Bert Bidwell Investment Corp. v. LaSalle & Schiffer, P.C.

797 P.2d 811 | Colo. Ct. App. | 1990

797 P.2d 811 (1990)

BERT BIDWELL INVESTMENT CORPORATION, a Colorado corporation, Plaintiff-Appellant,
v.
LaSALLE AND SCHIFFER, P.C., and John D. LaSalle and Spencer Schiffer, Defendants-Appellees.

No. 89CA0577.

Colorado Court of Appeals, Div. VI.

June 28, 1990.
Rehearing Denied August 2, 1990.

Kevin R. O'Reilly, Hugh Warder, Glenwood Springs, for plaintiff-appellant.

Krabacher, Schiffer & Hill, P.C., Spencer F. Schiffer, Aspen, for defendants-appellees.

Opinion by Judge SILVERSTEIN[*].

Plaintiff, Bert Bidwell Investment Corporation (landlord) appeals from a summary judgment in favor of defendants, LaSalle and Schiffer, P.C., John D. LaSalle, and Spencer Schiffer (tenants). We affirm.

In 1986, the parties executed a lease which by its terms was to terminate on April 30, 1991. However, as of November 1, 1986, the tenants vacated the premises and ceased paying rent.
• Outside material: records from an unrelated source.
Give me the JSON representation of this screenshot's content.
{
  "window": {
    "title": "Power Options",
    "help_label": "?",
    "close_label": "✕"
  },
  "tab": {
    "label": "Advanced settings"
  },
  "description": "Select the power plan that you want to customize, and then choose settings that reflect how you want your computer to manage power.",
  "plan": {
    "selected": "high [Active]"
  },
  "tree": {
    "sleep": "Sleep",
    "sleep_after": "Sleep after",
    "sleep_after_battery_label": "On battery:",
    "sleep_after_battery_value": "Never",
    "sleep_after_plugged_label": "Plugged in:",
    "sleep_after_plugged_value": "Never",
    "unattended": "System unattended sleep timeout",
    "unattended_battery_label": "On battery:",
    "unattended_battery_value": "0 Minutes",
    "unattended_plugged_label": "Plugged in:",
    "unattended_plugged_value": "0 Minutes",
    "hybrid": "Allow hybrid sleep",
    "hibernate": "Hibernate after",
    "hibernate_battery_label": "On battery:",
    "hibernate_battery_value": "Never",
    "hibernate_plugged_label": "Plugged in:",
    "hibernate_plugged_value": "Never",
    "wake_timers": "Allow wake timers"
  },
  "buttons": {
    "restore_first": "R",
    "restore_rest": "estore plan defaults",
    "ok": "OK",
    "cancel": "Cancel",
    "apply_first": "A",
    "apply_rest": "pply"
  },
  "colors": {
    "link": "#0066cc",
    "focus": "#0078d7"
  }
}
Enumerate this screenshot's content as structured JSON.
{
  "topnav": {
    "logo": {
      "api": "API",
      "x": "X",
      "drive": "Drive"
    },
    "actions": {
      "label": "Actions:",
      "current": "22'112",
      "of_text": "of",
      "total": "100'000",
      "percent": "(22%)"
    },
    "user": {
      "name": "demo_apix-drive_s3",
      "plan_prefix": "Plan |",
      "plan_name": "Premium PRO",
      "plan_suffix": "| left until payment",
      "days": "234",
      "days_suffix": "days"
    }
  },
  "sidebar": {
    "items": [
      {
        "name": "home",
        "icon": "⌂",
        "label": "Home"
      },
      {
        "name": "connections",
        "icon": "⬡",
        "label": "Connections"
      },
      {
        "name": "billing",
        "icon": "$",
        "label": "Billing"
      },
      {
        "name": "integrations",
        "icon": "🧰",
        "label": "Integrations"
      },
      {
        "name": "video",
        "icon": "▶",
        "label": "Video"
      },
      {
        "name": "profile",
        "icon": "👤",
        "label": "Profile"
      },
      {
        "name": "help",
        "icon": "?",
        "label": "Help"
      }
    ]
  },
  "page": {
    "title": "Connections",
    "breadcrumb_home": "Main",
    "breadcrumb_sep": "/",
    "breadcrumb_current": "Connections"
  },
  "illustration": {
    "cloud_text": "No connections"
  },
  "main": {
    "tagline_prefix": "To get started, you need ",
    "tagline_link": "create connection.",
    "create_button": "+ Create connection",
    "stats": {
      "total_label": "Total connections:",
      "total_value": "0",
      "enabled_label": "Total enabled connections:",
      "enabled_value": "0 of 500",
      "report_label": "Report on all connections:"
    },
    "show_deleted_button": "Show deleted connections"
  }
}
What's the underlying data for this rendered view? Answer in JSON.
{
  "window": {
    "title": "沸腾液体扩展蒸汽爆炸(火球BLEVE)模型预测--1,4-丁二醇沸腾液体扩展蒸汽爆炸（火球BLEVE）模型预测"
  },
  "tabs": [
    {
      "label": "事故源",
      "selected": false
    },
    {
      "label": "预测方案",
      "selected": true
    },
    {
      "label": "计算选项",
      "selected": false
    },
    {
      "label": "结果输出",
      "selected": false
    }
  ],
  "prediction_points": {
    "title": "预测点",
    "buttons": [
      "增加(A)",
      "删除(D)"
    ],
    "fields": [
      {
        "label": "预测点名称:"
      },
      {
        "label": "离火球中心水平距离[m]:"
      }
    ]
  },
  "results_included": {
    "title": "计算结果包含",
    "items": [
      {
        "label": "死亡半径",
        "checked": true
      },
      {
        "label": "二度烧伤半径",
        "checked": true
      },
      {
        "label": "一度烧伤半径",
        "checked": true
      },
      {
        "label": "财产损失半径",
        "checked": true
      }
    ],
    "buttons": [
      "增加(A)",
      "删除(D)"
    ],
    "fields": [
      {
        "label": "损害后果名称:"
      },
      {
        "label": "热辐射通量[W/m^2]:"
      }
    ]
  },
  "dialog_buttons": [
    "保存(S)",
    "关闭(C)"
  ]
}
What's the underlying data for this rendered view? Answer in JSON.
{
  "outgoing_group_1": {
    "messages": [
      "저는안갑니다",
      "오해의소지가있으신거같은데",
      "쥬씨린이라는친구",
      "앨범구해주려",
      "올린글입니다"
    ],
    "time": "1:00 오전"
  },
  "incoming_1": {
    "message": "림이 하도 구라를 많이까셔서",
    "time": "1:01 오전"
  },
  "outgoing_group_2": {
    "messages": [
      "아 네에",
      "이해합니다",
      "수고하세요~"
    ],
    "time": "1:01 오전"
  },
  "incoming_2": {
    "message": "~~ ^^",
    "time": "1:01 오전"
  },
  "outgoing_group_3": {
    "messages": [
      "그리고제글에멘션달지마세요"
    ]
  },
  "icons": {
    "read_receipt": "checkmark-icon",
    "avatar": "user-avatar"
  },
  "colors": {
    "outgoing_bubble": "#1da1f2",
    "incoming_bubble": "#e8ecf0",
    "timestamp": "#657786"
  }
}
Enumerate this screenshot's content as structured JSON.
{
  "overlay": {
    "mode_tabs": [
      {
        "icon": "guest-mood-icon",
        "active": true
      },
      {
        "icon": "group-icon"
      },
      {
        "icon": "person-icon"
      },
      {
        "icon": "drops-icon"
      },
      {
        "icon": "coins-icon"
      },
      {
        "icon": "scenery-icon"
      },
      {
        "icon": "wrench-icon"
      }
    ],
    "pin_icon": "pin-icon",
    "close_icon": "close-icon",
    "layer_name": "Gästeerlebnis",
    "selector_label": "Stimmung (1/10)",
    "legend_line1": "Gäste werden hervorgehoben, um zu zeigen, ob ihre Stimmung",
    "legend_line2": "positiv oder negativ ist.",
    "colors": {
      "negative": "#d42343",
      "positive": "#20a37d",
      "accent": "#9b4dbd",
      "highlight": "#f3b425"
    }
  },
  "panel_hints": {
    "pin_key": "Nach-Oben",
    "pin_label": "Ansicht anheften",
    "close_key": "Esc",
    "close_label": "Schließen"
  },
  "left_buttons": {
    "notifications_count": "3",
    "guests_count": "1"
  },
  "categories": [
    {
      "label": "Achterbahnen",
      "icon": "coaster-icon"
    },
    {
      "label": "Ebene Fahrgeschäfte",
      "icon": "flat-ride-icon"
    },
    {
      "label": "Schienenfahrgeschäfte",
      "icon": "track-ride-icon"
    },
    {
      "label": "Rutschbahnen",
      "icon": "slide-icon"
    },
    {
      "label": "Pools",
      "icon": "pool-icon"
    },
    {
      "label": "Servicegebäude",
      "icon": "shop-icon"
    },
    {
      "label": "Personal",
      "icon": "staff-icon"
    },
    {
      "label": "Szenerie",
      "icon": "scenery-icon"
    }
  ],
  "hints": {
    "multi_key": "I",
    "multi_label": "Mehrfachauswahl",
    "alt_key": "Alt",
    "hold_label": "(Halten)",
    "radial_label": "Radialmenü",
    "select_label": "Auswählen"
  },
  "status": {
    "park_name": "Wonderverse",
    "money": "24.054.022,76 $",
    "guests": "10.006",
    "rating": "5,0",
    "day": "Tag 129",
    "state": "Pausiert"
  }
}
In September 1986 tenants had advised the landlord that one Neilly was ready, willing, and able to assume the lease as written, and to use the premises for the same business as that of the tenants. The landlord, however, refused to accept Neilly as a tenant. The premises remained vacant until April 1, 1987, when the landlord executed a new lease with a new tenant.

The landlord brought this action to recover the lost rental payments and taxes and other expenses. The tenants admitted they had breached the lease, and alleged, as an affirmative defense, that the landlord had failed to mitigate its damages by unreasonably refusing to consent to an assignment of the lease to Neilly. The tenants then moved for, and were granted, summary judgment on that ground.

The lease provides:

"The tenant shall not have the right to sublet the demised premises, or any part or parts thereof. Tenant agrees that it will not otherwise assign this lease, or any interest therein, without the written consent of the landlord first had and obtained."

Relying upon this provision, the landlord contended in the trial court, and asserts on *812 appeal, that, after the breach, it had the right to relet the premises as it saw fit and to be arbitrary in so doing. We do not agree.

In Schneiker v. Gordon, 732 P.2d 603 (Colo.1987), the supreme court held:

"The rules for awarding damages in the context of abandonment and breach by the tenant should discourage, rather than encourage, economic and physical waste.... We believe that the contract principle of `avoidable consequences' or `duty to mitigate' should be applied in this context...."

Further, "a party injured by a breach of contract has a duty to make a reasonable effort to reduce the damage sustained." Tull v. Gundersons, Inc., 709 P.2d 940 (Colo.1985). In determining whether the injured party has acted reasonably, our Supreme Court has held that the injured party should take such steps "as a reasonably prudent man would take in like circumstances." Brenaman v. Willis, 136 Colo. 53, 314 P.2d 691 (1957).

The record discloses that in addition to the landlord's belief that it had the right to refuse arbitrarily to accept the tendered new tenant, the sole ground for its refusal was that the landlord's president "didn't like him." In List v. Dahnke, 638 P.2d 824 (Colo.App.1981) it was held that: "Arbitrary considerations of personal taste, convenience, or sensibility are not proper criteria for [a landlord's] withholding consent under ... a lease provision."

The trial court found that there was no dispute as to any material fact, and that under those facts the landlord had acted unreasonably in refusing to accept Neilly as a tenant. As stated in List v. Dahnke, supra:

"Whether a landlord has unreasonably withheld consent to a lease assignment is a question of fact, and an appellate court will not disturb the trial court's findings of fact unless they are so clearly erroneous as not to find support in the record."

Here, the record supports the trial court's findings. Accordingly, the findings will not be disturbed.

Tenants' request for assessment of attorney fees is denied.

Judgment affirmed.

KELLY, C.J., and PLANK, J., concur.

NOTES

[*] Sitting by assignment of the Chief Justice under provisions of the Colo. Const. art. VI, § 5(3), and § 24-51-1105, C.R.S. (1988 Repl.Vol. 10B).